How to Make 'America First' Truly Great
Only Donald Trump would attempt to rescue the phrase “America First” from its slightly discreditable heritage. Unfortunately, his sales job has been incomplete and unconvincing. Now, someone needs to rescue the same phrase from his crabbed, negative meaning.
The dominant foreign-policy vision animating left and right in recent years has been promiscuous intervention. While elites disagreed on tactics and targets, both major political parties shared a belief that Washington, DC should micromanage the world. God knows when a single sparrow falls to earth, Jesus declared, and so does Uncle Sam. United States presidents are apt to act if a company loses money, an election is stolen, a stock market collapses, a civil disturbance occurs, an aggression is launched, a threat is made, a weapon is tested, or an American value is disregarded.
When the president and his advisers—who came to decide on war even though the Constitution placed that power in Congress—were sufficiently irritated, they turned to economic sanctions to coerce the recalcitrant. Those sanctions harness the power of the world’s largest economy, and military action against which no other nation could stand.
Of course, most politicians glibly cite “vital national interests” whenever they act. They do this as if America, the superpower, could not survive in a world if, say, a random dictatorship in a typical third-world nation rose or fell. After the United States won the Cold War, Americans found themselves fighting in Iraq, Afghanistan, Somalia, the Balkans, Libya, Iraq again and Syria. U.S. officials conducted large-scale drone campaigns in Pakistan, Yemen and Somalia. They hunted down insurgents in Africa, enabled war in Yemen and considered action against Iran, North Korea and Russia. Now, it appears from the Trump administration’s rhetoric, that even China is on that list.
Even more inexplicable is Washington’s defense of prosperous and populous nation-states that are able to protect themselves. The Europeans enjoy a larger economy and population than America, let alone Russia. South Korea vastly outranges the North. Japan has skimped on defense spending despite long possessing the world’s second-largest economy.
One can justify backstopping such nations against serious—though unlikely—crises, which could dangerously upset the global balance of power. No one wants to see a hostile, hegemonic power dominate Eurasia, but such a threat doesn’t presently exist. There’s no reason that highly developed industrial democracies should turn to Washington, DC to solve every problem.

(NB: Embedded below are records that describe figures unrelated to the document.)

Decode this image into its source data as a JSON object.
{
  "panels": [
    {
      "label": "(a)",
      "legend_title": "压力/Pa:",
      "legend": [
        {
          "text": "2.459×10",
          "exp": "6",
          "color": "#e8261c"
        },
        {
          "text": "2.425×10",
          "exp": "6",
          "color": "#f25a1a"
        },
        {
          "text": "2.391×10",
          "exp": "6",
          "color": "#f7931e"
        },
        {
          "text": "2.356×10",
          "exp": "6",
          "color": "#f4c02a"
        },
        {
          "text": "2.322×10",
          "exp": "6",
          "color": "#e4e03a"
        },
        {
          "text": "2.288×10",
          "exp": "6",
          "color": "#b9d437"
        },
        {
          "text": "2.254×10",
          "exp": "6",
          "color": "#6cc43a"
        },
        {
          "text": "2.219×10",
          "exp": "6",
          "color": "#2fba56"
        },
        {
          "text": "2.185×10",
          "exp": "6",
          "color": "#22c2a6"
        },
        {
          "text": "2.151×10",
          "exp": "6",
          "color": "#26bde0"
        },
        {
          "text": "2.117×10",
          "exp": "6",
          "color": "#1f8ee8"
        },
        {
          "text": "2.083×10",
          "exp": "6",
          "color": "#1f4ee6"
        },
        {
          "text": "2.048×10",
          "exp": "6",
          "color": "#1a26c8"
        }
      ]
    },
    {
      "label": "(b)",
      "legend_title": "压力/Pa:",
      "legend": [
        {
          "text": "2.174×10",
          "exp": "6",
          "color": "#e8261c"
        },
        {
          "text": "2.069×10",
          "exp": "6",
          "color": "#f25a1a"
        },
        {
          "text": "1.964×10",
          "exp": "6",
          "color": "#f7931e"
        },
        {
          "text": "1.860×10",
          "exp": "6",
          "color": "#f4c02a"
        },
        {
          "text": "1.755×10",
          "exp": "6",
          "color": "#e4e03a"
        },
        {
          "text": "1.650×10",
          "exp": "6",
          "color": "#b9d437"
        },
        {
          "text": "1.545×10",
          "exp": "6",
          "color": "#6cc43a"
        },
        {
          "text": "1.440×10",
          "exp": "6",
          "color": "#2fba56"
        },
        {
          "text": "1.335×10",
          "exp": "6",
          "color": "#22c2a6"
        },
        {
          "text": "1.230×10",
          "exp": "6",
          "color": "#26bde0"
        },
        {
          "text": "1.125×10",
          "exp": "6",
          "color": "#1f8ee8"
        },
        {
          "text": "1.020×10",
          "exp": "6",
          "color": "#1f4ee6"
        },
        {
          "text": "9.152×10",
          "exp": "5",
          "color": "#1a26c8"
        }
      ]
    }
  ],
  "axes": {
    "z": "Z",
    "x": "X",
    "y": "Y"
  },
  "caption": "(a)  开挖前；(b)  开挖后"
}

Moreover, America’s objective should be security and stability, not perfect harmony. For instance, Russia’s aggressive treatment of Ukraine is unjustified, but it does not yet threaten Ukraine’s independence or Europe. To the extent that Moscow’s misbehavior should be treated as a warning of potential future harms, the Europeans should be spending not just a smidgen more, but a lot more, on the military. Increases of a tenth of a percent of GDP are pathetic responses if the Europeans genuinely believe they face a crisis sufficient to warrant calling on the services of the United States.
In his inaugural address, Trump set forth the essence of sensible “America First” foreign policy: “We will seek friendship and goodwill with the nations of the world, but we do so with the understanding that it is the right of all nations to put their own interests first,” he said. “We do not seek to impose our way of life on anyone, but rather to let it shine as an example. We will shine for everyone to follow.”
Ultimately, the U.S. government is created, funded, staffed and defended by the American people. Its first and overwhelming obligation is to those it represents—and coerces. It has no cause to squander its wealth and risk the lives of its own citizens unless something serious is at stake. Just as the highest duty of a family is to its own members, so too is the responsibility of those chosen to lead the American national community.
Washington, DC is at its worst when ivory-tower warriors propose grand humanitarian crusades to be paid with other people’s blood and money. Military personnel are not gambit pawns to be sacrificed in the latest global chess game. Taxpayers work to pay for the government to act for them, not for others. The willingness of Americans to sacrifice should not be abused by the social and political elites, which dominate the making of foreign policy.
However, national interest is not enough. America’s approach should be an enlightened one, in which a concern for others tempers Washington’s role around the globe. A world that is freer and more prosperous is better—not just for Americans, but for others. A good society welcomes those fleeing oppression abroad. While charity might begin at home, it should extend “to all people,” wrote the Apostle Paul to the early Galatian church.
That doesn’t mean the U.S. government must ignore the economic impact of trade deals on vulnerable people at home, shouldn’t deal with authoritarian governments that oppress their peoples, or must accept anyone seeking to cross America’s borders. However, concern for “the least of these,” as Jesus termed them, should inform Washington’s pursuit of its people’s interests. The best way to do that is to recognize the power of private action.